What happens when an angelette has a mega orgasm? Well, actually the same as with a human woman - consciousness dims, vaginal spasms, Bartholini glands squirt love juices...
Precisely into Lailahs mouth, who gulped down Agapes delicious juices without further thought. (And it is much more tasty than this yucky cum anyway.)
Now, anything an angel gives is holy by definitionem. Even love juices. So the stuff acts like holy water. A devil would have exploded now. Lailah was lucky she wasn't evil beyond salvation. Mean, yes, vain, surely, nymphomaniac, well hooray, but devilettes lack the touch of Pure Evil Satanic[tm], i.e. nothing that might be remedied with the odd prayer.
So she just went limp. "What happens to me? My horns are shrinking! My tail falls off! Help! My beautiful tail!" But also for her there was only the moon as watcher in the deserted alley, and the suddenly released Agape lunged at her. Lailahs muscles were paralyzed with holy water poisoning, and she couldn't put up any resistance as Agape repaid the cunnilingus torture eye for eye (or more precisely tongue for tongue). "Now who is the ditz ? Sex being something evil is your own propaganda, remember ? Oh, you are so low in the unseelie host that you didn't know the whole church is under your control ? When angels make love, they *are* love. Feel my love !" Lailah just needed one minute for a super orgasm. "Oh Gooooood!" Which sealed her fate.

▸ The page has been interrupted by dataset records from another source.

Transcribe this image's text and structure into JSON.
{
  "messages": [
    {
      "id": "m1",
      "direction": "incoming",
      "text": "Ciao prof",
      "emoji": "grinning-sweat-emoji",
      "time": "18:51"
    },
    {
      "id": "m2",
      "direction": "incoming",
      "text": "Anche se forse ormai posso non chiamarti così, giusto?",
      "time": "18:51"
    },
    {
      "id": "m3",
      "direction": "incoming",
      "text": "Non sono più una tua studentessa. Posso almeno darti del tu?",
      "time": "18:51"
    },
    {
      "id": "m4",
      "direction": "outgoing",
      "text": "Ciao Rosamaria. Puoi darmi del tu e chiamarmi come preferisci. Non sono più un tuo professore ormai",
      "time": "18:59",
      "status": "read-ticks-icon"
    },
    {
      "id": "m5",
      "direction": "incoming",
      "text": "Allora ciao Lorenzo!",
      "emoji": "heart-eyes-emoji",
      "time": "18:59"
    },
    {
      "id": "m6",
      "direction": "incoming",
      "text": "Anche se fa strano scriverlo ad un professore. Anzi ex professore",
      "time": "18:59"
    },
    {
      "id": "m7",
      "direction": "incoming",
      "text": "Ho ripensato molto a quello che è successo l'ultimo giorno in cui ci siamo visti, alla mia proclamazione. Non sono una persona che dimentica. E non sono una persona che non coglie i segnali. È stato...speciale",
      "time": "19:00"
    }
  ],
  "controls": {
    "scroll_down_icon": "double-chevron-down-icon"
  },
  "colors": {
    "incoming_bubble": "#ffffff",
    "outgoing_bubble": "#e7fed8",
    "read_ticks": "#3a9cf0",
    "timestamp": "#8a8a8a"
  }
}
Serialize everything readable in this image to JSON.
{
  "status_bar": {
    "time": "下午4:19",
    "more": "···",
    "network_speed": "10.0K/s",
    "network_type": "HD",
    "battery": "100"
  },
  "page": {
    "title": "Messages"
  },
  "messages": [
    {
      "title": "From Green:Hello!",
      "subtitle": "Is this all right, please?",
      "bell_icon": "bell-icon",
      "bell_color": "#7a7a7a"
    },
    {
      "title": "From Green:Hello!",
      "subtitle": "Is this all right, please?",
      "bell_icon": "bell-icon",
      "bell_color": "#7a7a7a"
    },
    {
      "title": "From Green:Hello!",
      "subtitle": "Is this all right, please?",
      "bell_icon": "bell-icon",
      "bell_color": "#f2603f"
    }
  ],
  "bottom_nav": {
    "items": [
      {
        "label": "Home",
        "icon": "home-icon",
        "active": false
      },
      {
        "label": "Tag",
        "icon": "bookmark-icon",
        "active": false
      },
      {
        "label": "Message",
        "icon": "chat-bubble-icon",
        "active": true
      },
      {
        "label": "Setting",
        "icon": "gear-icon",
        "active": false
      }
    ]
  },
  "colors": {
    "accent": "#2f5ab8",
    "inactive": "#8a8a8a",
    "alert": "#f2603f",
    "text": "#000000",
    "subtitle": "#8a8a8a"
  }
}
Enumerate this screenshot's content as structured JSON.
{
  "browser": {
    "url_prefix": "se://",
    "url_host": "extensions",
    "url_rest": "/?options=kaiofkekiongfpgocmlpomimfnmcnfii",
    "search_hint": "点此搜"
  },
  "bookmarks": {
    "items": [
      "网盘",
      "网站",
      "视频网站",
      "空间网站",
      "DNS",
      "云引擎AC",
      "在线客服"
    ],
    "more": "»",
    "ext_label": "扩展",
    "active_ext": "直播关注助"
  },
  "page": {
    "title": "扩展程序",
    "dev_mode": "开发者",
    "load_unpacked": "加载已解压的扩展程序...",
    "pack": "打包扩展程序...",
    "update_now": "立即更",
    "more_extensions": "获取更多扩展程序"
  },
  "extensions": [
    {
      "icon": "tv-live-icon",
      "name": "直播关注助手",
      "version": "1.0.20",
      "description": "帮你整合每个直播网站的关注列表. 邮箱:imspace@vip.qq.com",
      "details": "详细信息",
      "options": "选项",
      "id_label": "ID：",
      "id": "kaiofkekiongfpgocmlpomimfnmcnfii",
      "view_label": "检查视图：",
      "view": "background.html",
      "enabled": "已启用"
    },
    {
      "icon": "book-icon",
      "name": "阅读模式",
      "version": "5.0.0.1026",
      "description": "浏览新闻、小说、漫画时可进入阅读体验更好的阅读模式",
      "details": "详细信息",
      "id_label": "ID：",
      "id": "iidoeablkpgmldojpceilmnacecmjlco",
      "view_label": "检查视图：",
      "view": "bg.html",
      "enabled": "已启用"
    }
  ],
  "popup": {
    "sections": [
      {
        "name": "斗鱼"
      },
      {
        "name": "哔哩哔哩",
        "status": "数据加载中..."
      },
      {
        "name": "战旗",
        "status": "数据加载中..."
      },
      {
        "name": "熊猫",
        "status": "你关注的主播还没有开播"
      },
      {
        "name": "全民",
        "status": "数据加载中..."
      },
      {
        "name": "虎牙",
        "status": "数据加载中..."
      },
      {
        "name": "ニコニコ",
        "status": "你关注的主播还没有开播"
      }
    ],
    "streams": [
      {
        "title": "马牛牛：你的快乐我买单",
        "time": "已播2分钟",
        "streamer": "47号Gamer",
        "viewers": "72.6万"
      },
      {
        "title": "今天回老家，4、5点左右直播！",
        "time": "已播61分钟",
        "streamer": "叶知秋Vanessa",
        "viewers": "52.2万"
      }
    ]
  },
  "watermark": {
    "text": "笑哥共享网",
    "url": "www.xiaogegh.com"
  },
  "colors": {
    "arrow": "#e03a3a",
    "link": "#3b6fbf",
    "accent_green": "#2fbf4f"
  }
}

"I'm now..." "An angel. God has forgiven you. God is Love. Enter the Light!" In the deserted alley suddenly a gleaming portal popped up, and Agape threw Lailah through.

"Ha--llelujah! Ha--llelujah!"
Agape pulled out a cellular (don't ask me from where, that falls under 'Divine Unfathomable Secrets'). "Yup, Agent Agape here. Mission accomplished, target turned. Next order?"